AdaBoost · Suman Bhadra Notes

A team that learns from its mistakes

AdaBoost ("Adaptive Boosting") builds a strong model from a sequence of weak learners — usually tiny decision stumps that are barely better than a coin flip — by making each new one concentrate on the examples the previous ones got wrong.

It's a form of ensemble learning called boosting: models are added one at a time, in sequence, each correcting its predecessor — unlike bagging, where models train independently in parallel.

Watch the weights shift

Each round, a stump splits the data, the misclassified points grow heavier (bigger), and the next stump is forced to pay attention to them. The final classifier is a weighted vote of all the stumps.

The algorithm in four moves

1. Equal weights start fair

Every training example begins with the same importance.

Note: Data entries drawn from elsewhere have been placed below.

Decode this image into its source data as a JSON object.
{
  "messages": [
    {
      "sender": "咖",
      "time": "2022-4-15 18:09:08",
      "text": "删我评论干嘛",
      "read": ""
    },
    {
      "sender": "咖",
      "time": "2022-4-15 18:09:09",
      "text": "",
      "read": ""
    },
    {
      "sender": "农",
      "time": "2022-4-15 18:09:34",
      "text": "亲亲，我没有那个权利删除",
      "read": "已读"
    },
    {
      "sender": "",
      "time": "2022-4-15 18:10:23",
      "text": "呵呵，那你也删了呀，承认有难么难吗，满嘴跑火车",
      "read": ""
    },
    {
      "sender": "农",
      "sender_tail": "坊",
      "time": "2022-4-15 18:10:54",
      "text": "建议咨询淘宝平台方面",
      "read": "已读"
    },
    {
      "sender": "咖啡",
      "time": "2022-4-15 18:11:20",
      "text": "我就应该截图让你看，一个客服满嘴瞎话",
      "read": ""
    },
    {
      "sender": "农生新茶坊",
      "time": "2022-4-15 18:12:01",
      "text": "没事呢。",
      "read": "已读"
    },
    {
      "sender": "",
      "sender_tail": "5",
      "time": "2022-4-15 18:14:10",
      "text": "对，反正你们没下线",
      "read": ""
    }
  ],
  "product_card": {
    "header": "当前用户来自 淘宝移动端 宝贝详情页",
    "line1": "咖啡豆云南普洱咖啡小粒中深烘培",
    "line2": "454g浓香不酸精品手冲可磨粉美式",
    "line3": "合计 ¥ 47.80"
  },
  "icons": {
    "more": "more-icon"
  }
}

2. Train a stump weak learner

Fit a simple model that minimises the weighted error.

3. Reweight boost the errors

Increase the weight of misclassified points so the next learner focuses there.

4. Weighted vote α by accuracy

Each stump gets a say proportional to how accurate it was. Combine for the final prediction.

Strengths and cautions

Strengths

Turns weak learners into a strong one
Little tuning, no feature scaling needed
Often very accurate on clean data

Cautions

Sensitive to noise & outliers — it keeps boosting them
Sequential → slower to train than bagging
Can overfit with too many rounds on noisy data

Boosting cousins

AdaBoost reweights points; Gradient Boosting instead fits each new learner to the residual errors. XGBoost is the heavily optimised, regularised version of that idea.